Hamas and Islamic Jihad could not stay quiet. They issued an ultimatum: Israel had to remove all security forces from the Temple Mount, evacuate east Jerusalem, and release any rioters being detained. They gave Israel until 6pm. Hamas leader Fathi Hammad even put out a video announcement calling on Palestinians in Jerusalem to buy knives and cut the heads off Jews. When their deadline passed, rockets started in from Gaza on Monday. They were not just aiming at vulnerable border towns like Sderot; they aimed for Jerusalem. As of this recording, hundreds of rockets have already launched from Gaza into Israel. One rocket hit a home in Jerusalem. The Knesset was evacuated once the warning sirens began. Just across the border, Hamas sent over their signature fiery balloons to set ablaze Israeli fields and forests. Israel responded to all of this with targeted air strikes on Gaza. On Tuesday night over a million Israeli families bunked in their bomb shelters as hundreds more rockets fell on not just Israeli towns bordering Gaza but also Jerusalem and Tel Aviv. As of now, Hamas rockets have targeted Tel Aviv, Herzliya, Yavne, Ashkelon, Jerusalem, Holon, Netanya and basically all of Israel’s south. Hamas is reporting deaths on their side from the Israeli air raids but the press is wise to question their numbers.

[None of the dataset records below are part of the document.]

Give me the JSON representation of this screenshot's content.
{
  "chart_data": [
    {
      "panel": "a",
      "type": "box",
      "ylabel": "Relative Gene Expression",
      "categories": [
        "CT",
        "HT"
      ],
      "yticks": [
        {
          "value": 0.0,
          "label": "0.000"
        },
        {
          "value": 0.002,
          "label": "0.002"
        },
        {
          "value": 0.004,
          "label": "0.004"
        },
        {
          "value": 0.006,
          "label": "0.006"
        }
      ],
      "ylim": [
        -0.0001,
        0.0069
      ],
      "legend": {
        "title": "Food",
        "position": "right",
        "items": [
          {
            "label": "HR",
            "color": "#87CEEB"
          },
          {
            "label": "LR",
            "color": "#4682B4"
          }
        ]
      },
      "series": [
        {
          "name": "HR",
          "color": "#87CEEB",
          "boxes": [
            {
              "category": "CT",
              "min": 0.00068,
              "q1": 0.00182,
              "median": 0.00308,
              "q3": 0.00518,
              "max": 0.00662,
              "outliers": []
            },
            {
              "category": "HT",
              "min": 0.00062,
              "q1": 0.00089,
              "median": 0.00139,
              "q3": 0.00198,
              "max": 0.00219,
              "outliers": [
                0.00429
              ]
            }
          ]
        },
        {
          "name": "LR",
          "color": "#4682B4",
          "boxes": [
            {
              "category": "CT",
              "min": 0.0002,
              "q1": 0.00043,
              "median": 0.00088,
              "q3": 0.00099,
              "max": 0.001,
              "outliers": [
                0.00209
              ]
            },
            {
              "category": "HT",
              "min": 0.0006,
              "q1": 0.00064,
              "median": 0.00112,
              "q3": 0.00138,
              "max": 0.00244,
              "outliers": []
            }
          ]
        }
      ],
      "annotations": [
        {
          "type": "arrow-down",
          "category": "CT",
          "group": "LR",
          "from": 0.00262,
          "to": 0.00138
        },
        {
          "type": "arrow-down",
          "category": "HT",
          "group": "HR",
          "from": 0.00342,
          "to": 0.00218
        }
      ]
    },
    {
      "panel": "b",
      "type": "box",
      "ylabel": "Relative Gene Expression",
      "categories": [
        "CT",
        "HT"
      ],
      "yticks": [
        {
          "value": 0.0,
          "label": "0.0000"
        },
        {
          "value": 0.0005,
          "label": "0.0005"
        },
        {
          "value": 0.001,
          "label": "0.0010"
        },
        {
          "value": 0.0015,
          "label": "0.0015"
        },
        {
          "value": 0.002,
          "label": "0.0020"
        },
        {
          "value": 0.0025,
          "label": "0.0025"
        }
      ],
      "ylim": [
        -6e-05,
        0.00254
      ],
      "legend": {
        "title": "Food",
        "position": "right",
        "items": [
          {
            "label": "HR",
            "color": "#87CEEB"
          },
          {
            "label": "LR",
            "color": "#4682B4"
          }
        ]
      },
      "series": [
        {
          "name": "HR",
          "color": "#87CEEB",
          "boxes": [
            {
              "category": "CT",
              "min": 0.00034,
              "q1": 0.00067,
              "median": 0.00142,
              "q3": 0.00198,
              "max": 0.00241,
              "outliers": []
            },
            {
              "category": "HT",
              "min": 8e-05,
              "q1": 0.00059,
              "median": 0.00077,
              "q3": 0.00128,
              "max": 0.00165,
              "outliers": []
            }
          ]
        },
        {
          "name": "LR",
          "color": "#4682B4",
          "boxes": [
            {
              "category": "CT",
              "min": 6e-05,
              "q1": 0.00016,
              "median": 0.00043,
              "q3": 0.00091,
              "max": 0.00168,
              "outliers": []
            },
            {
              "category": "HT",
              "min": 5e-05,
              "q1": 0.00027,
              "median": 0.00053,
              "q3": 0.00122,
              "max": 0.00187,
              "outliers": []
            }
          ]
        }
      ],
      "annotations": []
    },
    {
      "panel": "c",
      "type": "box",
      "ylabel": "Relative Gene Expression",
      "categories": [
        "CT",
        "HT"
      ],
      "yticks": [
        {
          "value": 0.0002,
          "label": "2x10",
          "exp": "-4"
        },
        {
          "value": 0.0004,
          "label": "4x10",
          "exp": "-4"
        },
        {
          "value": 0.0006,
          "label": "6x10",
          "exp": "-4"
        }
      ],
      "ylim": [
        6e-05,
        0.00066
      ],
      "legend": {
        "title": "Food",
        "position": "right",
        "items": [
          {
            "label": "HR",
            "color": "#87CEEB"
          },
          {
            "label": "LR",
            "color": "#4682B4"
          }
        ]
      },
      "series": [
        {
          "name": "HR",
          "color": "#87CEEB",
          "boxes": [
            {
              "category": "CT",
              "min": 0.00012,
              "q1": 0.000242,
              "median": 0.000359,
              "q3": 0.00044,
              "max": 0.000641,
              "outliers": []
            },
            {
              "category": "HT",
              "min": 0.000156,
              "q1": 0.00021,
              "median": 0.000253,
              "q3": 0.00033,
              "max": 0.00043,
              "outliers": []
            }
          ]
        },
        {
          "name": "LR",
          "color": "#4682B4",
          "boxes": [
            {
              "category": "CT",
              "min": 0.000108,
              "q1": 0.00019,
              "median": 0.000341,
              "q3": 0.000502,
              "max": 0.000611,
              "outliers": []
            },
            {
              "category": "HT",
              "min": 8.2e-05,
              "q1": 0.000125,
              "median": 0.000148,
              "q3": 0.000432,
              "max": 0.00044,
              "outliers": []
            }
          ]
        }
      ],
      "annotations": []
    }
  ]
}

World leaders have criticized Israel and called for Israel’s restraint from the start for retaliating on the Temple Mount. Even though Israel has been through four elections in two years, and there is no clear end in site to settle the leadership crisis, there is a unified and determined voice coming from all the party leaders right now in Israel. Perhaps Hamas and the Palestinian Authority were hoping to capture a moment of discord that would allow their reign of terror to go unpunished. The one thing that Israel’s political leaders do agree on right now is that Hamas and the rioters’ aggression must be stopped.
For the Palestinian Authority’s part, they canceled on May 22 what was supposed to be their first election in fifteen years. The Palestinian Authority blamed Israel in some way for not making it convenient enough for Palestinians in Jerusalem to vote. However, Israel does not interfere with Palestinian elections. Mahmoud Abbas is more concerned about Hamas’s showing in any fair election. Abbas is in his 16th year of what should have been a four-year term.
Please join me in your prayer time today and pray the words of Psalms 122: 6-9:
Pray for the peace of Jerusalem: “May those who love you be secure. May there be peace within your walls and security within your citadels.” For the sake of my family and friends, I will say, “Peace be within you.” For the sake of the house of the Lord our God, I will seek your prosperity.